While the extension of Beacon Street and Commonwealth Avenue beyond Charlesgate in the latter part of the 19th century predicted a new growth pattern for Boston and Brookline, their awkward intersection at Kenmore Square acquired neither the spatial quality nor the cultural identity of a great urban square. Fast moving lanes of commuter traffic have dominated the space for more than 100 years. The proposed 560 Commonwealth Avenue project redefines the heart of the neighborhood, activating a critical flashpoint for the city’s cultural life and forming a more distinctive gateway to the Back Bay and downtown from Greater Boston’s western reaches.

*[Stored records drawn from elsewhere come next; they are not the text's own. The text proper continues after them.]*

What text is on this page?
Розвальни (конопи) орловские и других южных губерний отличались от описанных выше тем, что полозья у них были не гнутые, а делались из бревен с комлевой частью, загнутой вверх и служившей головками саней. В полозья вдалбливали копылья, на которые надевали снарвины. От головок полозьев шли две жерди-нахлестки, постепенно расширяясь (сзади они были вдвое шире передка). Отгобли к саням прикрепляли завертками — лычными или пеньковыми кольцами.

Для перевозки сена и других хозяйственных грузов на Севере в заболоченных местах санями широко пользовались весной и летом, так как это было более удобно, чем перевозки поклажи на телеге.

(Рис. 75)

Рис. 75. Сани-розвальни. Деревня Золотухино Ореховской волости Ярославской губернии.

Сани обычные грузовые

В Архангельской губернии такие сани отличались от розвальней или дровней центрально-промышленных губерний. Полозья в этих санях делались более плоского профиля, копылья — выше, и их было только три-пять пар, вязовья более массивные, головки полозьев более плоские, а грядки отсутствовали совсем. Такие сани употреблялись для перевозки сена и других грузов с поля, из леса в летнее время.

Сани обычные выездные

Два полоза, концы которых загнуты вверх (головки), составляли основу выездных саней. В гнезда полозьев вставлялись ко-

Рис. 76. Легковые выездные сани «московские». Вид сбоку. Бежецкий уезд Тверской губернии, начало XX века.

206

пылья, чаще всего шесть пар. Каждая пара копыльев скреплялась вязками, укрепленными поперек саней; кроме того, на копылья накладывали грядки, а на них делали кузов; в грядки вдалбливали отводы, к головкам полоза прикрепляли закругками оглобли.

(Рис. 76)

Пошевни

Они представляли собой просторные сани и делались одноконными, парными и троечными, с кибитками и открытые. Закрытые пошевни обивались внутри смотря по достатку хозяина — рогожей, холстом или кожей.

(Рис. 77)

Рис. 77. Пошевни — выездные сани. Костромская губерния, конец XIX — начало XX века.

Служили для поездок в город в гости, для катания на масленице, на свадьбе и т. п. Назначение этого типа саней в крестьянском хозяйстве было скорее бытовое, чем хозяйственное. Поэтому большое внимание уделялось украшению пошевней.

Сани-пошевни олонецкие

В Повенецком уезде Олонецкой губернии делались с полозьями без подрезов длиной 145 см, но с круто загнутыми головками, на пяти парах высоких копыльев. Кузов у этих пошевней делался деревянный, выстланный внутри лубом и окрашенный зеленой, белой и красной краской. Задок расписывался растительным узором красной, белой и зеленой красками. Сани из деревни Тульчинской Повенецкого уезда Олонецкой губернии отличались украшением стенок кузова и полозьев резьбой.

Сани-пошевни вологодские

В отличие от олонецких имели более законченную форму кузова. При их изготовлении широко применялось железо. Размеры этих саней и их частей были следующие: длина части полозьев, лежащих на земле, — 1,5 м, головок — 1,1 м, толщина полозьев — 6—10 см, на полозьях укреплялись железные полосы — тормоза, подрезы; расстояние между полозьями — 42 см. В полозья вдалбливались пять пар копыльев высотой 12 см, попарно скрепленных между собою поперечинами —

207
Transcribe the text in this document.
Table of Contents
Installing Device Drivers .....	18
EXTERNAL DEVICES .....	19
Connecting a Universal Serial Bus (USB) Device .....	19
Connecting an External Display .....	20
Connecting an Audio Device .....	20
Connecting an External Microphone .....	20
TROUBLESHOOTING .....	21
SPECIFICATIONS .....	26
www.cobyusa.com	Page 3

Analysis by urban planner Jeff Speck revealed an unseen development opportunity: Reorganizing the street system could vastly increase the supply of public space in the square while reprioritizing highly active pedestrian and bicycle realms in ways consistent with important national trends that favor walkability and sidewalk activation. The introduction of a short new block to manage vehicle traffic yields a plaza of more than half an acre at the middle of the square. From the plaza, Studio Gang’s iconic 300-foot “flatiron” hotel tower, which tapers towards a narrow footprint to produce more usable public right-of-way, rises as a landmark presence and announces a renewed civic landscape amid increasingly vibrant institutional, commercial, retail, entertainment, and cultural uses.

The proposal includes a broad shaded plaza organized for dining and lingering, active programming, and the accommodation of massive crowds passing through on close to 100 Red Sox game days annually. The hotel planning includes ground-floor food and beverage venues that spill onto the plaza in good weather, continuing and expanding a grand Kenmore neighborhood tradition. Public realm commitments include the provision of adequate volumes of high-performance soils to eventually support a fully-mature hardwood tree canopy on the plaza. This is transformative for Kenmore Square.